Kyle the white profeminist, has, apparently, been engaging in overt sexual behavior in public and in private, and has been recording and saving it, for a reason. And those who live anywhere near him ought to know the extent to which he did this. If he were sexually abused as a child, this information might lead me to conclude that, in part, this is "acting out" behavior; that he was being foolishly risky in order to get caught and feel bad. But because he's twenty-two, not six, or even eleven, his past stops being an excuse or an explanation. Individualistic psychological explanations ought not be applied to overly political actions that have a structural and systemic root.
This new information adds something to the "Kyle Payne is a hypocritical sexual violator of women" story. This blog entry is related to and flows from the observations Essential Estrogen brings to the discussion. Kyle's sexual practices, the one he makes sure people can and will know about, not only demonstrate a propensity to engage in overtly sexual criminal behavior. Sheila Jeffries wrote a substantive analysis of gay men's sexual behavior and its negative impact on lesbians and other women in a book I recommend queer communities read and discuss; the book is titled Unpacking Queer Politics.

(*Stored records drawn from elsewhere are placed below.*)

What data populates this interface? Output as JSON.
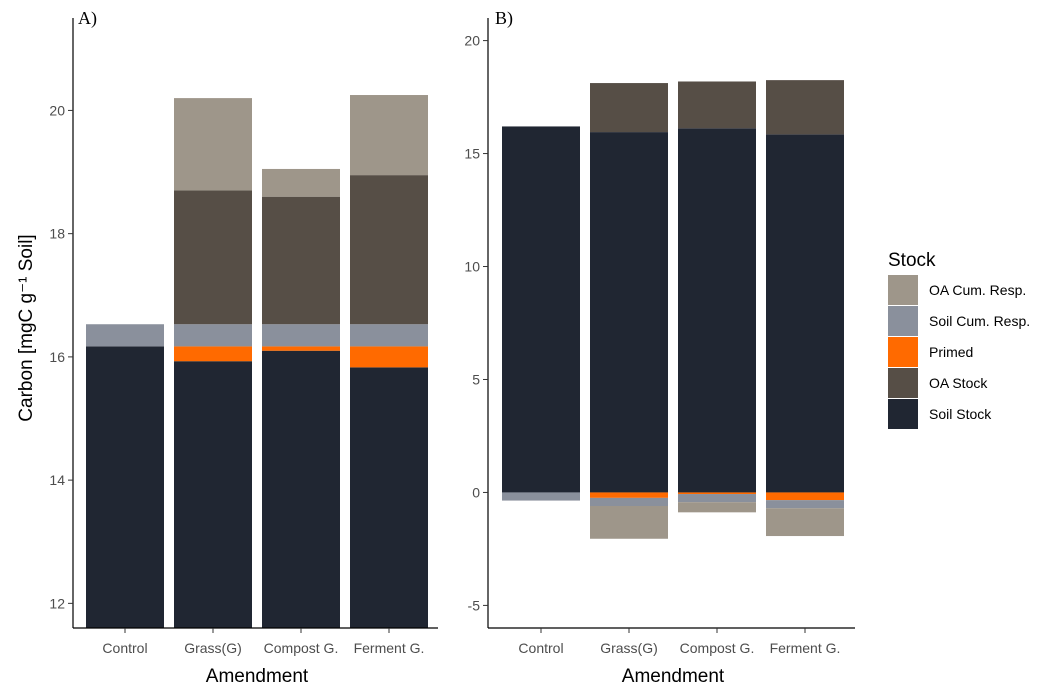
{
  "legend": {
    "title": "Stock",
    "items": [
      {
        "label": "OA Cum. Resp.",
        "color": "#9e968a"
      },
      {
        "label": "Soil Cum. Resp.",
        "color": "#8a909c"
      },
      {
        "label": "Primed",
        "color": "#ff6a00"
      },
      {
        "label": "OA Stock",
        "color": "#564e46"
      },
      {
        "label": "Soil Stock",
        "color": "#202632"
      }
    ]
  },
  "chart_data": [
    {
      "panel": "A)",
      "type": "bar",
      "stacked": true,
      "xlabel": "Amendment",
      "ylabel": "Carbon [mgC g⁻¹ Soil]",
      "ylim": [
        11.6,
        21.5
      ],
      "yticks": [
        12,
        14,
        16,
        18,
        20
      ],
      "categories": [
        "Control",
        "Grass(G)",
        "Compost G.",
        "Ferment G."
      ],
      "segments": [
        {
          "category": "Control",
          "stock": "Soil Stock",
          "from": 11.6,
          "to": 16.17
        },
        {
          "category": "Control",
          "stock": "Soil Cum. Resp.",
          "from": 16.17,
          "to": 16.53
        },
        {
          "category": "Grass(G)",
          "stock": "Soil Stock",
          "from": 11.6,
          "to": 15.93
        },
        {
          "category": "Grass(G)",
          "stock": "Primed",
          "from": 15.93,
          "to": 16.17
        },
        {
          "category": "Grass(G)",
          "stock": "Soil Cum. Resp.",
          "from": 16.17,
          "to": 16.53
        },
        {
          "category": "Grass(G)",
          "stock": "OA Stock",
          "from": 16.53,
          "to": 18.7
        },
        {
          "category": "Grass(G)",
          "stock": "OA Cum. Resp.",
          "from": 18.7,
          "to": 20.2
        },
        {
          "category": "Compost G.",
          "stock": "Soil Stock",
          "from": 11.6,
          "to": 16.1
        },
        {
          "category": "Compost G.",
          "stock": "Primed",
          "from": 16.1,
          "to": 16.17
        },
        {
          "category": "Compost G.",
          "stock": "Soil Cum. Resp.",
          "from": 16.17,
          "to": 16.53
        },
        {
          "category": "Compost G.",
          "stock": "OA Stock",
          "from": 16.53,
          "to": 18.6
        },
        {
          "category": "Compost G.",
          "stock": "OA Cum. Resp.",
          "from": 18.6,
          "to": 19.05
        },
        {
          "category": "Ferment G.",
          "stock": "Soil Stock",
          "from": 11.6,
          "to": 15.83
        },
        {
          "category": "Ferment G.",
          "stock": "Primed",
          "from": 15.83,
          "to": 16.17
        },
        {
          "category": "Ferment G.",
          "stock": "Soil Cum. Resp.",
          "from": 16.17,
          "to": 16.53
        },
        {
          "category": "Ferment G.",
          "stock": "OA Stock",
          "from": 16.53,
          "to": 18.95
        },
        {
          "category": "Ferment G.",
          "stock": "OA Cum. Resp.",
          "from": 18.95,
          "to": 20.25
        }
      ]
    },
    {
      "panel": "B)",
      "type": "bar",
      "stacked": true,
      "xlabel": "Amendment",
      "ylabel": "",
      "ylim": [
        -6,
        21
      ],
      "yticks": [
        -5,
        0,
        5,
        10,
        15,
        20
      ],
      "categories": [
        "Control",
        "Grass(G)",
        "Compost G.",
        "Ferment G."
      ],
      "segments": [
        {
          "category": "Control",
          "stock": "Soil Stock",
          "from": 0,
          "to": 16.2
        },
        {
          "category": "Control",
          "stock": "Soil Cum. Resp.",
          "from": 0,
          "to": -0.36
        },
        {
          "category": "Grass(G)",
          "stock": "Soil Stock",
          "from": 0,
          "to": 15.95
        },
        {
          "category": "Grass(G)",
          "stock": "OA Stock",
          "from": 15.95,
          "to": 18.12
        },
        {
          "category": "Grass(G)",
          "stock": "Primed",
          "from": 0,
          "to": -0.24
        },
        {
          "category": "Grass(G)",
          "stock": "Soil Cum. Resp.",
          "from": -0.24,
          "to": -0.6
        },
        {
          "category": "Grass(G)",
          "stock": "OA Cum. Resp.",
          "from": -0.6,
          "to": -2.05
        },
        {
          "category": "Compost G.",
          "stock": "Soil Stock",
          "from": 0,
          "to": 16.12
        },
        {
          "category": "Compost G.",
          "stock": "OA Stock",
          "from": 16.12,
          "to": 18.19
        },
        {
          "category": "Compost G.",
          "stock": "Primed",
          "from": 0,
          "to": -0.07
        },
        {
          "category": "Compost G.",
          "stock": "Soil Cum. Resp.",
          "from": -0.07,
          "to": -0.43
        },
        {
          "category": "Compost G.",
          "stock": "OA Cum. Resp.",
          "from": -0.43,
          "to": -0.88
        },
        {
          "category": "Ferment G.",
          "stock": "Soil Stock",
          "from": 0,
          "to": 15.85
        },
        {
          "category": "Ferment G.",
          "stock": "OA Stock",
          "from": 15.85,
          "to": 18.25
        },
        {
          "category": "Ferment G.",
          "stock": "Primed",
          "from": 0,
          "to": -0.34
        },
        {
          "category": "Ferment G.",
          "stock": "Soil Cum. Resp.",
          "from": -0.34,
          "to": -0.7
        },
        {
          "category": "Ferment G.",
          "stock": "OA Cum. Resp.",
          "from": -0.7,
          "to": -1.93
        }
      ]
    }
  ]
}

I especially recommend it to white queer people, as that is who she is discussing primarily. In one section of that book, she analyzes how men engaging in public sex impacts women's lives.
Women have so few places, public or private, where they are not being confronting with something traumatic or triggering that men are doing around them or to them; this includes a female-only households where the grim details of another rape is reported on the evening news. My hope, as a profeminist man, is that we men will be honest about our struggles before we are caught; that we make public what we do but not in ways that are in and of themselves irresponsible and insensitive to an audience that includes survivors of sexual abuse and other white male supremacist oppression.

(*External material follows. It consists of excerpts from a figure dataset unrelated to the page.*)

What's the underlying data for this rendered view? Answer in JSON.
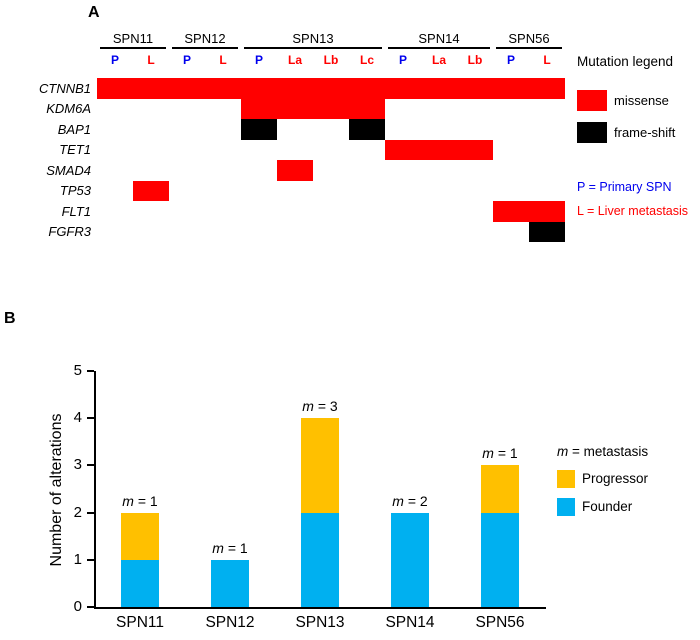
{
  "panelA": {
    "label": "A",
    "legend_title": "Mutation legend",
    "note_primary": "P = Primary SPN",
    "note_metastasis": "L = Liver metastasis",
    "text_colors": {
      "primary": "#0000EE",
      "metastasis": "#FF0000"
    }
  },
  "panelB": {
    "label": "B"
  },
  "chart_data": [
    {
      "type": "heatmap",
      "rows": [
        "CTNNB1",
        "KDM6A",
        "BAP1",
        "TET1",
        "SMAD4",
        "TP53",
        "FLT1",
        "FGFR3"
      ],
      "groups": [
        {
          "name": "SPN11",
          "samples": [
            "P",
            "L"
          ]
        },
        {
          "name": "SPN12",
          "samples": [
            "P",
            "L"
          ]
        },
        {
          "name": "SPN13",
          "samples": [
            "P",
            "La",
            "Lb",
            "Lc"
          ]
        },
        {
          "name": "SPN14",
          "samples": [
            "P",
            "La",
            "Lb"
          ]
        },
        {
          "name": "SPN56",
          "samples": [
            "P",
            "L"
          ]
        }
      ],
      "cell_colors": {
        "missense": "#FF0000",
        "frame-shift": "#000000"
      },
      "legend": [
        {
          "key": "missense",
          "label": "missense"
        },
        {
          "key": "frame-shift",
          "label": "frame-shift"
        }
      ],
      "values": [
        [
          "missense",
          "missense",
          "missense",
          "missense",
          "missense",
          "missense",
          "missense",
          "missense",
          "missense",
          "missense",
          "missense",
          "missense",
          "missense"
        ],
        [
          "",
          "",
          "",
          "",
          "missense",
          "missense",
          "missense",
          "missense",
          "",
          "",
          "",
          "",
          ""
        ],
        [
          "",
          "",
          "",
          "",
          "frame-shift",
          "",
          "",
          "frame-shift",
          "",
          "",
          "",
          "",
          ""
        ],
        [
          "",
          "",
          "",
          "",
          "",
          "",
          "",
          "",
          "missense",
          "missense",
          "missense",
          "",
          ""
        ],
        [
          "",
          "",
          "",
          "",
          "",
          "missense",
          "",
          "",
          "",
          "",
          "",
          "",
          ""
        ],
        [
          "",
          "missense",
          "",
          "",
          "",
          "",
          "",
          "",
          "",
          "",
          "",
          "",
          ""
        ],
        [
          "",
          "",
          "",
          "",
          "",
          "",
          "",
          "",
          "",
          "",
          "",
          "missense",
          "missense"
        ],
        [
          "",
          "",
          "",
          "",
          "",
          "",
          "",
          "",
          "",
          "",
          "",
          "",
          "frame-shift"
        ]
      ]
    },
    {
      "type": "bar",
      "stacked": true,
      "categories": [
        "SPN11",
        "SPN12",
        "SPN13",
        "SPN14",
        "SPN56"
      ],
      "series": [
        {
          "name": "Founder",
          "color": "#00B0F0",
          "values": [
            1,
            1,
            2,
            2,
            2
          ]
        },
        {
          "name": "Progressor",
          "color": "#FFC000",
          "values": [
            1,
            0,
            2,
            0,
            1
          ]
        }
      ],
      "bar_labels": [
        "m = 1",
        "m = 1",
        "m = 3",
        "m = 2",
        "m = 1"
      ],
      "ylabel": "Number of alterations",
      "ylim": [
        0,
        5
      ],
      "yticks": [
        0,
        1,
        2,
        3,
        4,
        5
      ],
      "legend_note": "m = metastasis",
      "legend_position": "right"
    }
  ]
}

It is likely Kyle is without his camera, or soon will be. Any masturbating he does in the future will, let's hope, not be recorded for anyone other than his courtroom prosecutors to see. With Kyle put away, for six months, the public places he committed these acts might now be less predatory places for people to be in. Using social calculus for measuring creepiness, women may be a tiny bit safer because one more abuser of women has currently been removed from a mixed gendered environment, for six months. Six months isn't a very long time.
Am I implying that I think Kyle Payne, please forgive the pun, is getting off easy?
What I actually believe about his sentencing is this: his victim should have determined the amount of time he spends behind bars, not US laws that do little to nothing to challenge white male supremacy as such, and rapist culture specifically.